8.) Cut out People that Don’t Support You.
I had a very difficult time understanding that I was allowed to have dreams that my family thought were stupid. As a kid I loved writing and doing art. My parents were both artists and I can still remember my father telling me “Don’t you want a real job, where you can actually pay your bills?” I shunned that side of me for a really long time or did art with the idea of “well, this isn’t really worth doing seriously”. The same happened with writing. I loved writing, but the idea of actually being a writer seemed irresponsible.
Moving up to Massachusetts scared me at first. I didn’t know anyone up here except my husband. The distance however was a blessing. With the support of a therapist and my man, I was able to pursue art and writing and put in extra time to finding and doing what makes me happy.
My block list on a lot of my social media’s is a mile long, but the freedom it affords to just be who you are without the peanut gallery chiming in is priceless.
9.) Don’t Miss the Small Accomplishments.
Sometimes our goals get in the way. I am in the process of writing a book. I’ve spent years on it editing and plot planning and just making it something I can be really proud of it. There have been several times where I just wanted to delete it because “It’s not perfect”. I would completely miss the part of “Oh my god I wrote a book! Yeah it’s not perfect and still needs editing, but how many people have actually sat down and written a book?”. Celebrate your little victories. If you were only able to cook one healthy meal this week, GOOD!!!! There are tons of people who didn’t do that. You may not look like a model, but you lost a pound? GOOD!!!! Some people have gained weight! Any movement, no matter how small towards your goal is better than staying where you are and worlds better than going backwards.
10.) There is ALWAYS Someone Worse Off and It can Always get Better
A few years ago: My mother was dying of a terminally ill disease. I couldn’t get work because I was helping to care for her which meant my newlywed husband and I were extremely poor. We could barely make rent, our fridge was often empty, and we would have been homeless without the generosity of a very good friend of ours who let us rent a room in his house and another who sold us his car for $1,000.

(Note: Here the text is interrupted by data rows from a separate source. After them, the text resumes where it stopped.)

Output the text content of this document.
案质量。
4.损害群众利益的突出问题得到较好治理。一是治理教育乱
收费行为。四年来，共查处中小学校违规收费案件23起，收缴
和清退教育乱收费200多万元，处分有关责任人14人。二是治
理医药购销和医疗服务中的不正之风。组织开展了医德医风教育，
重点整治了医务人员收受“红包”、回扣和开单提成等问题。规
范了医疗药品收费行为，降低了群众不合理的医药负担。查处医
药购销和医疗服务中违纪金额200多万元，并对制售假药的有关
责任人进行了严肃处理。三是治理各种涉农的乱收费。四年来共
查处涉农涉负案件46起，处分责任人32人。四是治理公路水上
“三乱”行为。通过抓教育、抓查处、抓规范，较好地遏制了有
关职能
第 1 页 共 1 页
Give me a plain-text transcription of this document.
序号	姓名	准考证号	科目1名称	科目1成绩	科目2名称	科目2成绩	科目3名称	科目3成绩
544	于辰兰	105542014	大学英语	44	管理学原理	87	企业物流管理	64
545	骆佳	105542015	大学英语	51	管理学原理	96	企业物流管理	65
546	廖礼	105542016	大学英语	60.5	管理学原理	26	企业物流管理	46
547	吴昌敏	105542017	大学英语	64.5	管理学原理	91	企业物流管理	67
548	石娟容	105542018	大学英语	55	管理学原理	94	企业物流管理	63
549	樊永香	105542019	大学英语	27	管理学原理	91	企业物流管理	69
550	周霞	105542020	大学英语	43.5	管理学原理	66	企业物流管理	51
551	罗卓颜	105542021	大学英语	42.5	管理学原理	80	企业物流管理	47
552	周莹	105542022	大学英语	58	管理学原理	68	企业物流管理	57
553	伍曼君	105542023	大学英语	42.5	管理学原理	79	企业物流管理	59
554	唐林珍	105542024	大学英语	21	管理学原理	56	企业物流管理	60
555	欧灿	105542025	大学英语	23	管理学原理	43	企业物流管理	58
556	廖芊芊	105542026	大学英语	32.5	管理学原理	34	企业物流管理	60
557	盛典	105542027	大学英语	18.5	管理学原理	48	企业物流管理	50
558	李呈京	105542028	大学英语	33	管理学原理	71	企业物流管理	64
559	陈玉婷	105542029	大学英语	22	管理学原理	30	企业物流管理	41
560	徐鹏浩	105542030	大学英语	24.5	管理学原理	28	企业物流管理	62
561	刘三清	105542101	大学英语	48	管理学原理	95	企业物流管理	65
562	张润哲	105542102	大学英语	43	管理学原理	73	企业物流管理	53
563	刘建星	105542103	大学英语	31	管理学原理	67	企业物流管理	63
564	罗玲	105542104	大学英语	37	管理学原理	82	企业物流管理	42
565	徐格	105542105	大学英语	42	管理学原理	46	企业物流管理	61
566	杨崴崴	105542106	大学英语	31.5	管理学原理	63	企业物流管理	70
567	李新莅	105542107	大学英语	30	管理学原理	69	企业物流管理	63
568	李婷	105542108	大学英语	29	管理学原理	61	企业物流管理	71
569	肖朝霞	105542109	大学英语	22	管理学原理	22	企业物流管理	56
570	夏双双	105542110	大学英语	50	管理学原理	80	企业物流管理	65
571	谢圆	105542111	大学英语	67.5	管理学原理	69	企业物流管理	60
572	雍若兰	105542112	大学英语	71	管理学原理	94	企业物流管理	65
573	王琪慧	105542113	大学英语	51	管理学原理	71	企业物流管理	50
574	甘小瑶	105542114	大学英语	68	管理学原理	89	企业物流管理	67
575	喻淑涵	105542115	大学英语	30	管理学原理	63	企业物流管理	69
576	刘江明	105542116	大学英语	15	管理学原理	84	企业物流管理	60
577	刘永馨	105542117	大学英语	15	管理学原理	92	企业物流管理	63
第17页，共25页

For as bad as it was though, I remember hearing the phrase “There’s someone always worse off”. Now at the time, I thought that person was me, but looking back there are some key things that I took for granted. I had a place to live. There was clean water coming out of the faucets for us to drink if we wanted. We had electricity. There are people in third world countries don’t have those simple things. They may have to walk to get water. They may not have electricity, or even public transit to rely on. There are those who have everything they own in a few bags perhaps and have to rely on others to help them get a meal.
The other half of this statement is also true and I put them side by side because for me in my life it was really that sudden. My mother eventually passed on and I became estranged, but that opened up the freedom for my husband and I to consider leaving where we had grown up and searching for better things. In the span of one month, he ended up getting a fantastic job with a start up company in Boston which paid him double than what he was getting, and I was able to for the first time in my life find who I was and explore what makes me happy.
No matter how sad your situation might be right now, remember it can change very suddenly and for the better. Take hope, do your best, and get ready for good things, because they can be just around the corner.